BF and FFing are very different, the same rules dont really apply - esp the "he cant be hungry again already" brigade. he can and is and for the last time breast milk is very different to formula and no i dont need to start weaning my 3 month old just cos he wants to feed every 1-2 hrs sometimes.

sit back and enjoy some guilt free cake while you're at it :)

Ireneisback · 17/01/2012 18:43

Get as much help as you can in the hospital. First time I didn't. Second time I unashamedly asked a midwife to watch me latch DS on each time I did it. I found bf much easier. I still got bloody and cracked nipples, but it was nowhere near as bad as the first time.

It can be really horrible when you are getting established, really painful but it is so worth it and it is so easy and natural when you get there, not to mention much cheaper than formula.

In my experience, neither of my two boys were affected by my giving them a bit of formula when I was absolutely at my wits end. I topped him up with it in hospital and had some for just before bedtime at home. It helped me when I was really tired and suffering with nips so sore they never healed between feeds. It didn't affect my milk supply. Am now exclusively bf DS2 who is 2 months old.
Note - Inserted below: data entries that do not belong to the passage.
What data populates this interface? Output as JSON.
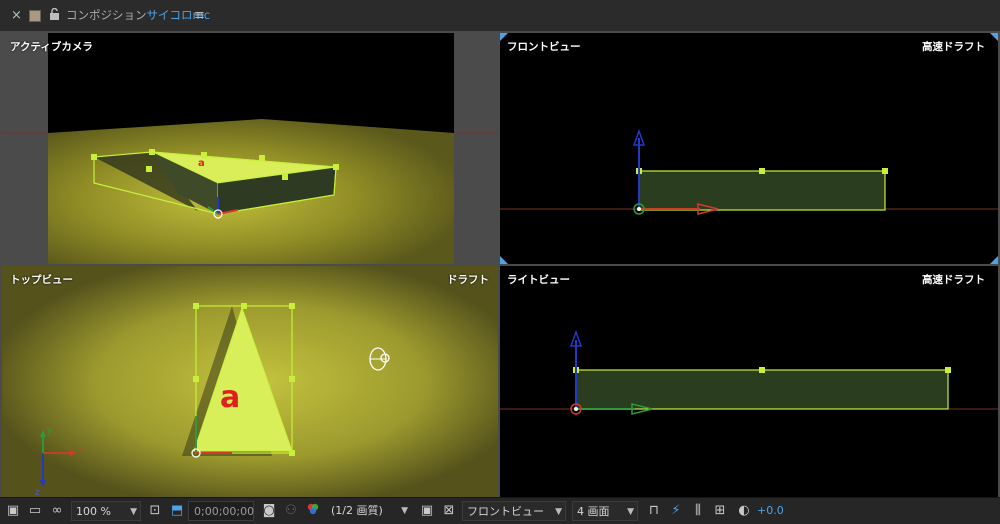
{
  "tab": {
    "close_icon": "×",
    "lock_icon": "lock-icon",
    "title_prefix": "コンポジション",
    "title_comp": "サイコロmc",
    "menu_icon": "≡"
  },
  "views": {
    "active_camera": {
      "label": "アクティブカメラ",
      "quality": ""
    },
    "front": {
      "label": "フロントビュー",
      "quality": "高速ドラフト"
    },
    "top": {
      "label": "トップビュー",
      "quality": "ドラフト"
    },
    "right": {
      "label": "ライトビュー",
      "quality": "高速ドラフト"
    }
  },
  "layer_letter": "a",
  "axes": {
    "x": "x",
    "y": "y",
    "z": "z"
  },
  "colors": {
    "accent_blue": "#4ea3e6",
    "layer_green": "#c8f03a",
    "solid_yellow": "#bcba36",
    "x_axis": "#d23a2a",
    "y_axis": "#2f9a3c",
    "z_axis": "#2438c8"
  },
  "toolbar": {
    "zoom": "100 %",
    "timecode": "0;00;00;00",
    "resolution": "(1/2 画質)",
    "view": "フロントビュー",
    "layout": "4 画面",
    "exposure": "+0.0"
  }
}
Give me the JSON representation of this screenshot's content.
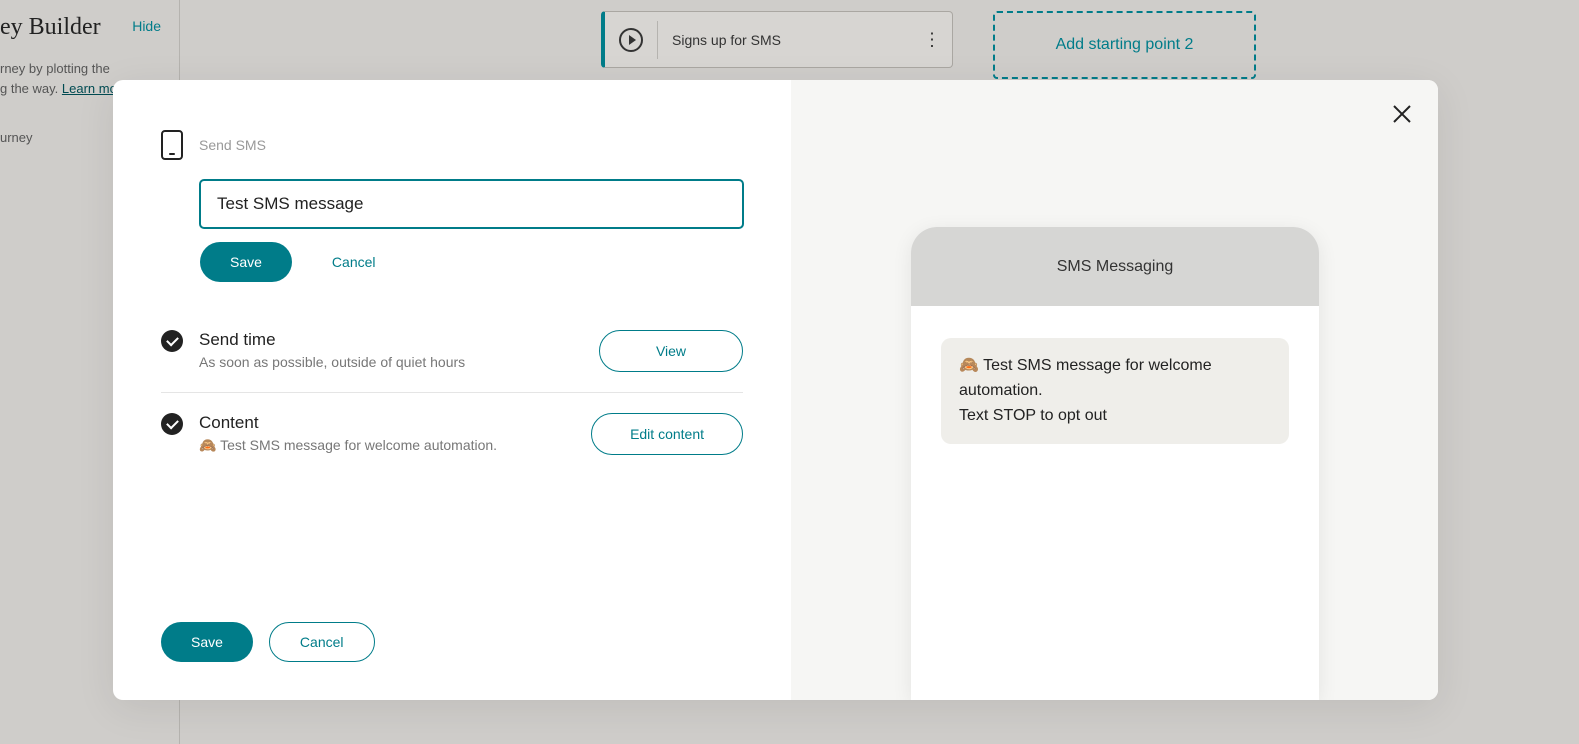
{
  "background": {
    "sidebar_title": "ey Builder",
    "hide_label": "Hide",
    "desc_line1": "rney by plotting the",
    "desc_line2": "g the way. ",
    "learn_more_partial": "Learn mo",
    "subtext": "urney",
    "card_text": "Signs up for SMS",
    "add_point_label": "Add starting point 2"
  },
  "modal": {
    "header_label": "Send SMS",
    "name_value": "Test SMS message",
    "save_inline": "Save",
    "cancel_inline": "Cancel",
    "sections": {
      "send_time": {
        "title": "Send time",
        "subtitle": "As soon as possible, outside of quiet hours",
        "button": "View"
      },
      "content": {
        "title": "Content",
        "subtitle": "🙈 Test SMS message for welcome automation.",
        "button": "Edit content"
      }
    },
    "footer_save": "Save",
    "footer_cancel": "Cancel"
  },
  "preview": {
    "header": "SMS Messaging",
    "bubble_line1": "🙈 Test SMS message for welcome automation.",
    "bubble_line2": "Text STOP to opt out"
  }
}
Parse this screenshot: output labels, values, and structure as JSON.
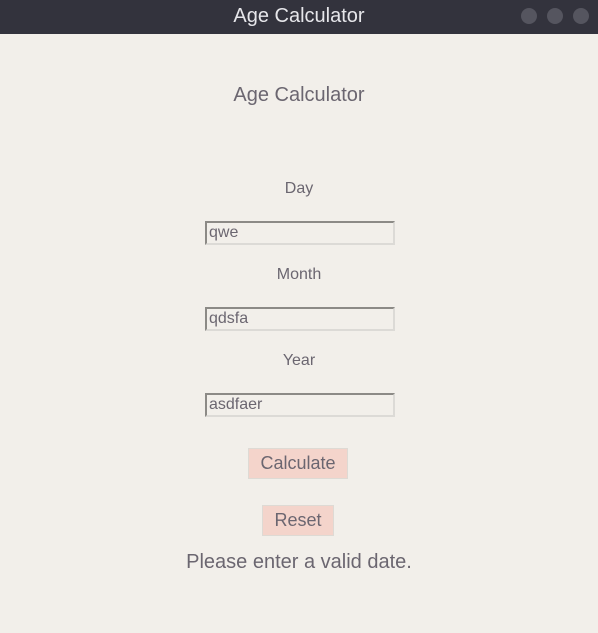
{
  "window": {
    "title": "Age Calculator",
    "controls": [
      "minimize",
      "maximize",
      "close"
    ]
  },
  "heading": "Age Calculator",
  "fields": [
    {
      "label": "Day",
      "value": "qwe"
    },
    {
      "label": "Month",
      "value": "qdsfa"
    },
    {
      "label": "Year",
      "value": "asdfaer"
    }
  ],
  "buttons": {
    "calculate": "Calculate",
    "reset": "Reset"
  },
  "message": "Please enter a valid date.",
  "colors": {
    "titlebar": "#33333d",
    "background": "#f2efea",
    "button": "#f4d4cb",
    "text": "#6b6670"
  }
}
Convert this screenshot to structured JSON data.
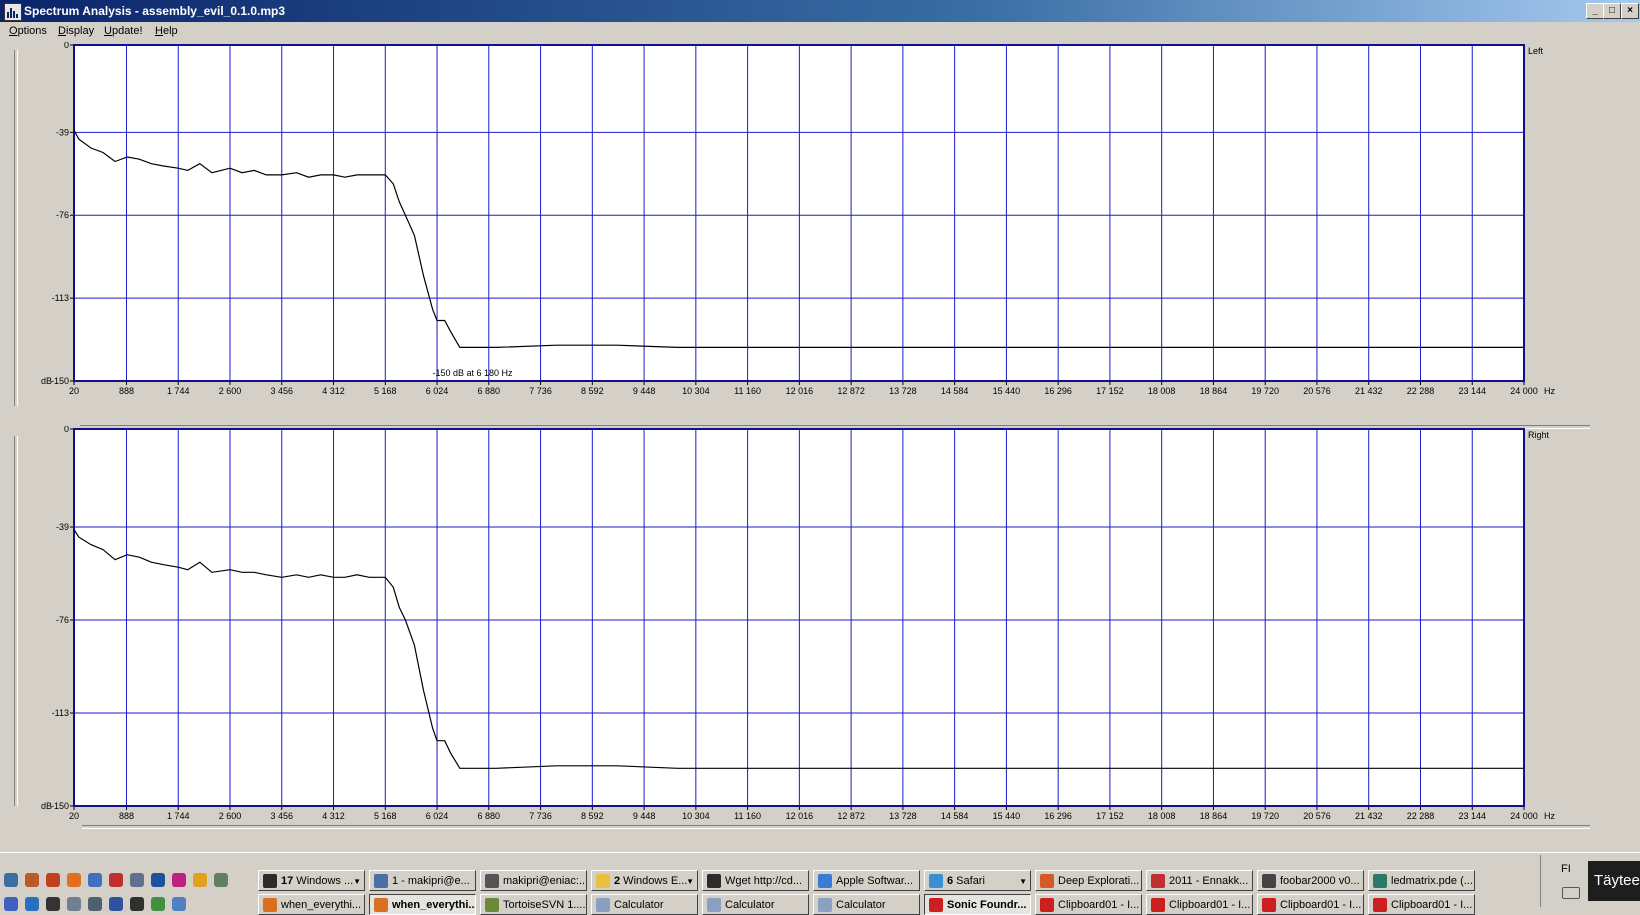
{
  "window": {
    "title": "Spectrum Analysis - assembly_evil_0.1.0.mp3",
    "minimize": "_",
    "maximize": "□",
    "close": "×"
  },
  "menu": [
    "Options",
    "Display",
    "Update!",
    "Help"
  ],
  "chart_data": [
    {
      "type": "line",
      "channel_label": "Left",
      "ylabel_unit": "dB",
      "xlabel_unit": "Hz",
      "y_ticks": [
        "0",
        "-39",
        "-76",
        "-113",
        "-150"
      ],
      "y_tick_values": [
        0,
        -39,
        -76,
        -113,
        -150
      ],
      "x_ticks": [
        "20",
        "888",
        "1 744",
        "2 600",
        "3 456",
        "4 312",
        "5 168",
        "6 024",
        "6 880",
        "7 736",
        "8 592",
        "9 448",
        "10 304",
        "11 160",
        "12 016",
        "12 872",
        "13 728",
        "14 584",
        "15 440",
        "16 296",
        "17 152",
        "18 008",
        "18 864",
        "19 720",
        "20 576",
        "21 432",
        "22 288",
        "23 144",
        "24 000"
      ],
      "x_tick_values": [
        20,
        888,
        1744,
        2600,
        3456,
        4312,
        5168,
        6024,
        6880,
        7736,
        8592,
        9448,
        10304,
        11160,
        12016,
        12872,
        13728,
        14584,
        15440,
        16296,
        17152,
        18008,
        18864,
        19720,
        20576,
        21432,
        22288,
        23144,
        24000
      ],
      "xlim": [
        20,
        24000
      ],
      "ylim": [
        -150,
        0
      ],
      "grid": true,
      "cursor_annotation": "-150 dB at 6 180 Hz",
      "series": [
        {
          "color": "#000000",
          "x": [
            20,
            100,
            300,
            500,
            700,
            900,
            1100,
            1300,
            1500,
            1744,
            1900,
            2100,
            2300,
            2600,
            2800,
            3000,
            3200,
            3456,
            3700,
            3900,
            4100,
            4312,
            4500,
            4700,
            4900,
            5168,
            5300,
            5400,
            5500,
            5650,
            5800,
            5950,
            6024,
            6150,
            6250,
            6400,
            7000,
            8000,
            9000,
            10000,
            11000,
            12000,
            14000,
            16000,
            18000,
            20000,
            22000,
            24000
          ],
          "y": [
            -38,
            -42,
            -46,
            -48,
            -52,
            -50,
            -51,
            -53,
            -54,
            -55,
            -56,
            -53,
            -57,
            -55,
            -57,
            -56,
            -58,
            -58,
            -57,
            -59,
            -58,
            -58,
            -59,
            -58,
            -58,
            -58,
            -62,
            -70,
            -76,
            -85,
            -103,
            -118,
            -123,
            -123,
            -128,
            -135,
            -135,
            -134,
            -134,
            -135,
            -135,
            -135,
            -135,
            -135,
            -135,
            -135,
            -135,
            -135
          ]
        }
      ]
    },
    {
      "type": "line",
      "channel_label": "Right",
      "ylabel_unit": "dB",
      "xlabel_unit": "Hz",
      "y_ticks": [
        "0",
        "-39",
        "-76",
        "-113",
        "-150"
      ],
      "y_tick_values": [
        0,
        -39,
        -76,
        -113,
        -150
      ],
      "x_ticks": [
        "20",
        "888",
        "1 744",
        "2 600",
        "3 456",
        "4 312",
        "5 168",
        "6 024",
        "6 880",
        "7 736",
        "8 592",
        "9 448",
        "10 304",
        "11 160",
        "12 016",
        "12 872",
        "13 728",
        "14 584",
        "15 440",
        "16 296",
        "17 152",
        "18 008",
        "18 864",
        "19 720",
        "20 576",
        "21 432",
        "22 288",
        "23 144",
        "24 000"
      ],
      "x_tick_values": [
        20,
        888,
        1744,
        2600,
        3456,
        4312,
        5168,
        6024,
        6880,
        7736,
        8592,
        9448,
        10304,
        11160,
        12016,
        12872,
        13728,
        14584,
        15440,
        16296,
        17152,
        18008,
        18864,
        19720,
        20576,
        21432,
        22288,
        23144,
        24000
      ],
      "xlim": [
        20,
        24000
      ],
      "ylim": [
        -150,
        0
      ],
      "grid": true,
      "series": [
        {
          "color": "#000000",
          "x": [
            20,
            100,
            300,
            500,
            700,
            900,
            1100,
            1300,
            1500,
            1744,
            1900,
            2100,
            2300,
            2600,
            2800,
            3000,
            3200,
            3456,
            3700,
            3900,
            4100,
            4312,
            4500,
            4700,
            4900,
            5168,
            5300,
            5400,
            5500,
            5650,
            5800,
            5950,
            6024,
            6150,
            6250,
            6400,
            7000,
            8000,
            9000,
            10000,
            11000,
            12000,
            14000,
            16000,
            18000,
            20000,
            22000,
            24000
          ],
          "y": [
            -40,
            -43,
            -46,
            -48,
            -52,
            -50,
            -51,
            -53,
            -54,
            -55,
            -56,
            -53,
            -57,
            -56,
            -57,
            -57,
            -58,
            -59,
            -58,
            -59,
            -58,
            -59,
            -59,
            -58,
            -59,
            -59,
            -63,
            -71,
            -76,
            -86,
            -104,
            -119,
            -124,
            -124,
            -129,
            -135,
            -135,
            -134,
            -134,
            -135,
            -135,
            -135,
            -135,
            -135,
            -135,
            -135,
            -135,
            -135
          ]
        }
      ]
    }
  ],
  "taskbar": {
    "row1": [
      {
        "count": "17",
        "label": " Windows ...",
        "color": "#2b2b2b",
        "grouped": true
      },
      {
        "label": "1 - makipri@e...",
        "color": "#4a6fa5"
      },
      {
        "label": "makipri@eniac:...",
        "color": "#555555"
      },
      {
        "count": "2",
        "label": " Windows E...",
        "color": "#e8c040",
        "grouped": true
      },
      {
        "label": "Wget http://cd...",
        "color": "#2b2b2b"
      },
      {
        "label": "Apple Softwar...",
        "color": "#3a7bd5"
      },
      {
        "count": "6",
        "label": " Safari",
        "color": "#3a8fd5",
        "grouped": true
      },
      {
        "label": "Deep Explorati...",
        "color": "#d55a2a"
      },
      {
        "label": "2011 - Ennakk...",
        "color": "#c03030"
      },
      {
        "label": "foobar2000 v0...",
        "color": "#444444"
      },
      {
        "label": "ledmatrix.pde (...",
        "color": "#2a7a6a"
      }
    ],
    "row2": [
      {
        "label": "when_everythi...",
        "color": "#d87020"
      },
      {
        "label": "when_everythi...",
        "color": "#d87020",
        "active": true
      },
      {
        "label": "TortoiseSVN 1....",
        "color": "#6a8a3a"
      },
      {
        "label": "Calculator",
        "color": "#8aa0c0"
      },
      {
        "label": "Calculator",
        "color": "#8aa0c0"
      },
      {
        "label": "Calculator",
        "color": "#8aa0c0"
      },
      {
        "label": "Sonic Foundr...",
        "color": "#cc2020",
        "active": true
      },
      {
        "label": "Clipboard01 - I...",
        "color": "#cc2020"
      },
      {
        "label": "Clipboard01 - I...",
        "color": "#cc2020"
      },
      {
        "label": "Clipboard01 - I...",
        "color": "#cc2020"
      },
      {
        "label": "Clipboard01 - I...",
        "color": "#cc2020"
      }
    ],
    "language": "FI",
    "show_desktop": "Täytee"
  }
}
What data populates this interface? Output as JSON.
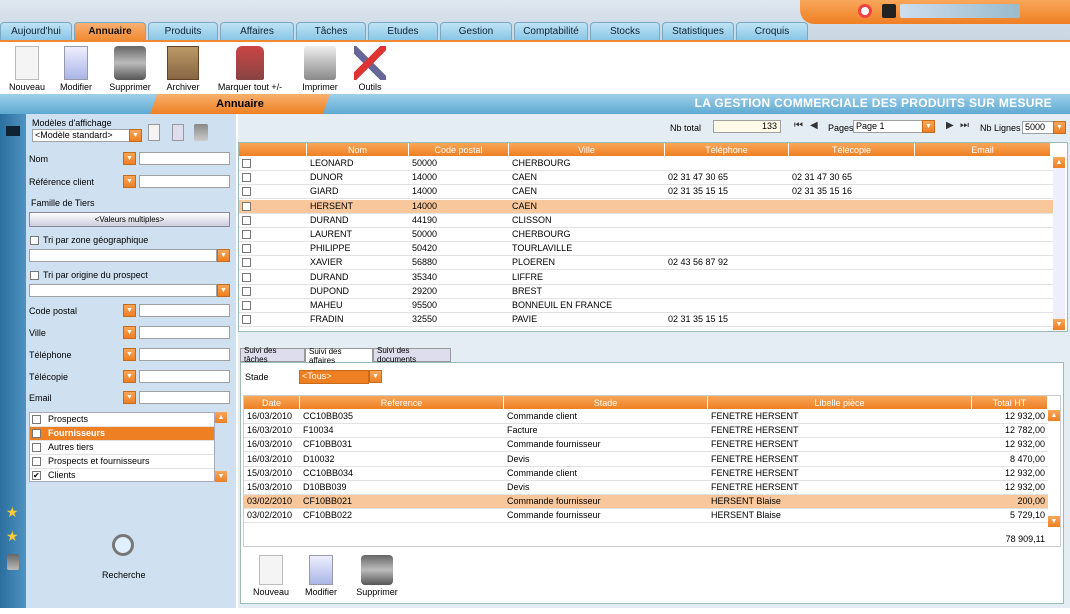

NorthernWreck · 17/01/2012 20:56

sheeplikes sleep -I know I know, I was told to feed on demand too, but I was lucky in that I had virtual geysers on my chest and my baby was a good feeder, so he would get a bellyful, and that would be enough for a good while.
That is not to say he never cried between feeds, but I didn't give him the breast whenever he cried, only when he did the tongue rooty thing, and then I knew he was hungry.
I think the fact that he had a "full meal" at each feed did help regulate my milk too, because he wasnt constantly nipping back for snacks.

I was on my own when he was born, so tbh I couldnt just sit and feed all day, and it was important that I managed to establish a routine just to keep going.
But I did have a good size baby, and as I said he always fed well, so if I had another one it might be completely different.